Farnborough Town Hall is a municipal building in Alexandra Road, Farnborough, Hampshire, England. The town hall, which was the headquarters of Farnborough Urban District Council, is a Grade II listed building.

==History==
Following significant population growth associated with the rebuilding of the North Camp in 1890, the area became an urban district in 1896. In this context, the new council decided to procure a dedicated town hall; the site they selected was open land to the west of Alexandra Road.

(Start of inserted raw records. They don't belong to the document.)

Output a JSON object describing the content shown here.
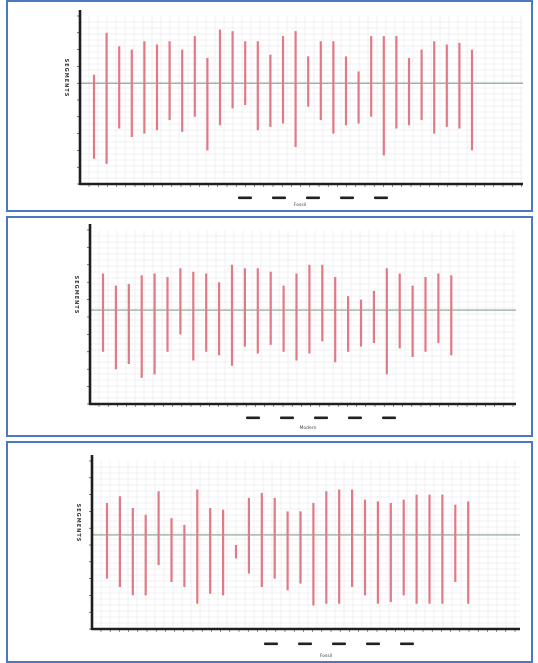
{
  "colors": {
    "bar": "#e07a86",
    "axis": "#1e1e1e",
    "grid": "#e4e4e8",
    "reference_line": "#5f8a6a",
    "panel_border": "#4a78c2"
  },
  "chart_data": [
    {
      "type": "bar",
      "ylabel": "SEGMENTS",
      "xlabel": "Fossil",
      "ylim": [
        0,
        10
      ],
      "reference_y": 6.0,
      "grid": true,
      "legend": "bottom-center",
      "series": [
        {
          "low": [
            1.5,
            1.2,
            3.3,
            2.8,
            3.0,
            3.2,
            3.8,
            3.1,
            4.0,
            2.0,
            3.5,
            4.5,
            4.7,
            3.2,
            3.4,
            3.6,
            2.2,
            4.6,
            3.8,
            3.0,
            3.5,
            3.6,
            4.0,
            1.7,
            3.3,
            3.5,
            3.8,
            3.0,
            3.4,
            3.3,
            2.0
          ],
          "high": [
            6.5,
            9.0,
            8.2,
            8.0,
            8.5,
            8.3,
            8.5,
            8.0,
            8.8,
            7.5,
            9.2,
            9.1,
            8.5,
            8.5,
            7.7,
            8.8,
            9.1,
            7.6,
            8.5,
            8.5,
            7.6,
            6.7,
            8.8,
            8.8,
            8.8,
            7.5,
            8.0,
            8.5,
            8.3,
            8.4,
            8.0
          ]
        }
      ]
    },
    {
      "type": "bar",
      "ylabel": "SEGMENTS",
      "xlabel": "Modern",
      "ylim": [
        0,
        10
      ],
      "reference_y": 5.4,
      "grid": true,
      "legend": "bottom-center",
      "series": [
        {
          "low": [
            3.0,
            2.0,
            2.3,
            1.5,
            1.7,
            3.0,
            4.0,
            2.5,
            3.0,
            2.8,
            2.2,
            3.3,
            2.9,
            3.4,
            3.0,
            2.5,
            2.9,
            3.6,
            2.4,
            3.0,
            3.3,
            3.5,
            1.7,
            3.2,
            2.7,
            3.0,
            3.5,
            2.8
          ],
          "high": [
            7.5,
            6.8,
            6.9,
            7.4,
            7.5,
            7.3,
            7.8,
            7.6,
            7.5,
            7.0,
            8.0,
            7.8,
            7.8,
            7.6,
            6.8,
            7.5,
            8.0,
            8.0,
            7.3,
            6.2,
            6.0,
            6.5,
            7.8,
            7.5,
            6.8,
            7.3,
            7.5,
            7.4
          ]
        }
      ]
    },
    {
      "type": "bar",
      "ylabel": "SEGMENTS",
      "xlabel": "Fossil",
      "ylim": [
        0,
        10
      ],
      "reference_y": 5.6,
      "grid": true,
      "legend": "bottom-center",
      "series": [
        {
          "low": [
            3.0,
            2.5,
            2.0,
            2.0,
            3.8,
            2.8,
            2.5,
            1.5,
            2.1,
            2.0,
            4.2,
            3.3,
            2.5,
            3.0,
            2.3,
            2.7,
            1.4,
            1.5,
            1.5,
            2.5,
            2.0,
            1.5,
            1.6,
            2.0,
            1.5,
            1.5,
            1.5,
            2.8,
            1.5
          ],
          "high": [
            7.5,
            7.9,
            7.2,
            6.8,
            8.2,
            6.6,
            6.2,
            8.3,
            7.2,
            7.1,
            5.0,
            7.8,
            8.1,
            7.8,
            7.0,
            7.0,
            7.5,
            8.2,
            8.3,
            8.3,
            7.7,
            7.6,
            7.5,
            7.7,
            8.0,
            8.0,
            8.0,
            7.4,
            7.6
          ]
        }
      ]
    }
  ]
}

The new building was designed by George Campbell Sherrin in the neoclassical style, built in red brick with Bath stone dressings and was completed in 1897. The design involved a symmetrical main frontage with five bays facing onto Alexandra Road; the central section of three bays, which slightly projected forward, featured an arched doorway in the centre bay and arched windows in the other bays flanked by full-height Ionic order pilasters. There were groups of narrow casement windows on the first floor and a segmental pediment containing a carving above. It had a steep hip roof topped by a cupola, with a weather vane at the apex. On 14 April 1920 a reception was held in the town hall for 283 returning service personnel who enjoyed a dinner and received a certificate of appreciation for their service in the First World War.

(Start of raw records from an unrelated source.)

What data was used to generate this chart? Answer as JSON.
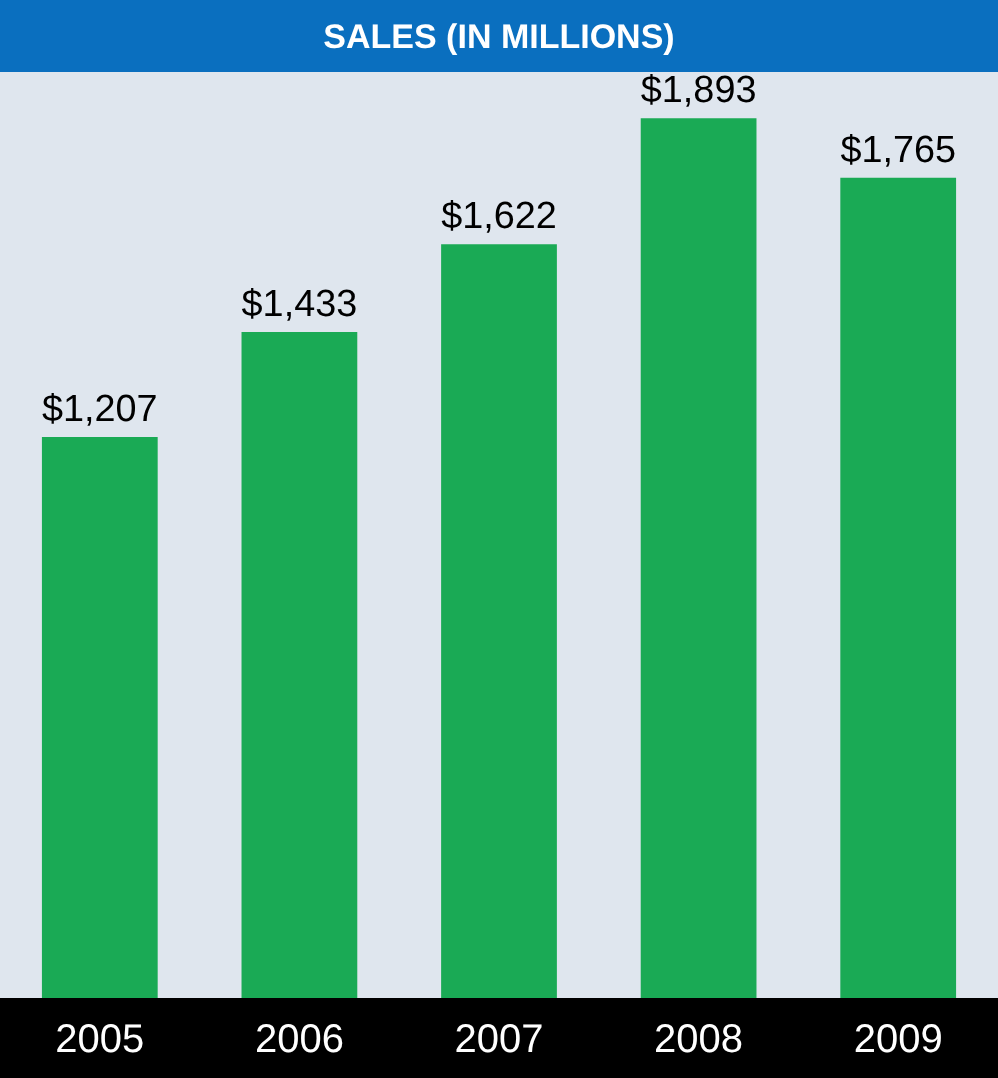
{
  "chart_data": {
    "type": "bar",
    "title": "SALES (IN MILLIONS)",
    "categories": [
      "2005",
      "2006",
      "2007",
      "2008",
      "2009"
    ],
    "values": [
      1207,
      1433,
      1622,
      1893,
      1765
    ],
    "value_labels": [
      "$1,207",
      "$1,433",
      "$1,622",
      "$1,893",
      "$1,765"
    ],
    "color": "#1aaa55",
    "grid": false,
    "legend": false
  }
}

Following the demolition of the concert hall at the Royal Aircraft Establishment, the Farnborough Symphony Orchestra, which had been founded by the scientist, Ben Lockspeiser in 1922, started using the town hall as its main venue in the 1930s. The Farnborough Amateur Operatic Society also used the town hall to perform Gilbert and Sullivan operettas in the inter-war era. During the Second World War the town hall was requisitioned for use as a civil defence centre. A clock was added to the turret in 1950, which struck the hours on a bell mounted above; it was installed by Charles H. Potts & Co. The building was a popular concert venue in the 1960s: performers included the rock band, The Who, in June 1965.

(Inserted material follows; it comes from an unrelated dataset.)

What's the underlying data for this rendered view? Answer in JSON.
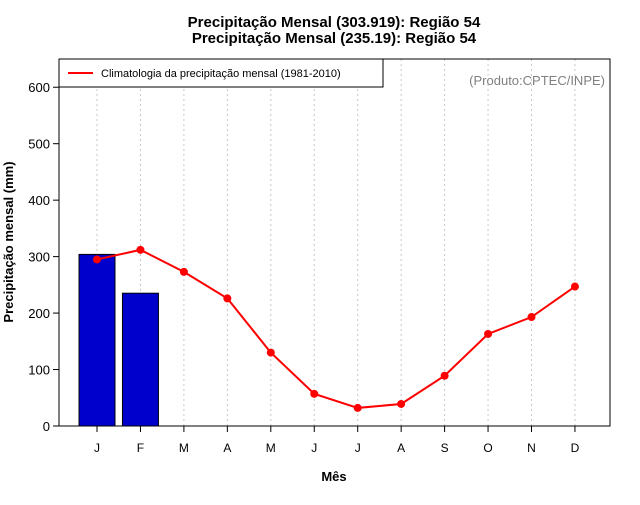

The building continued to serve as the headquarters of Farnborough Urban District Council for much of the 20th century and remained the local seat of government of the enlarged Rushmoor Council, which was formed in 1974, until it moved to the new civic offices, erected just under a mile to the north of the town hall in the early 1980s. Shortly before the council left the building, the Queen Alexandra's Royal Army Nursing Corps was awarded the Freedom of the Borough of Rushmoor and exercised their right to march past the town hall on 29 May 1981. The town hall was subsequently converted for commercial use and was renamed "Fernberga House". (Note: The 11th century word "Ferneberga" is the origin of the name "Farnborough".)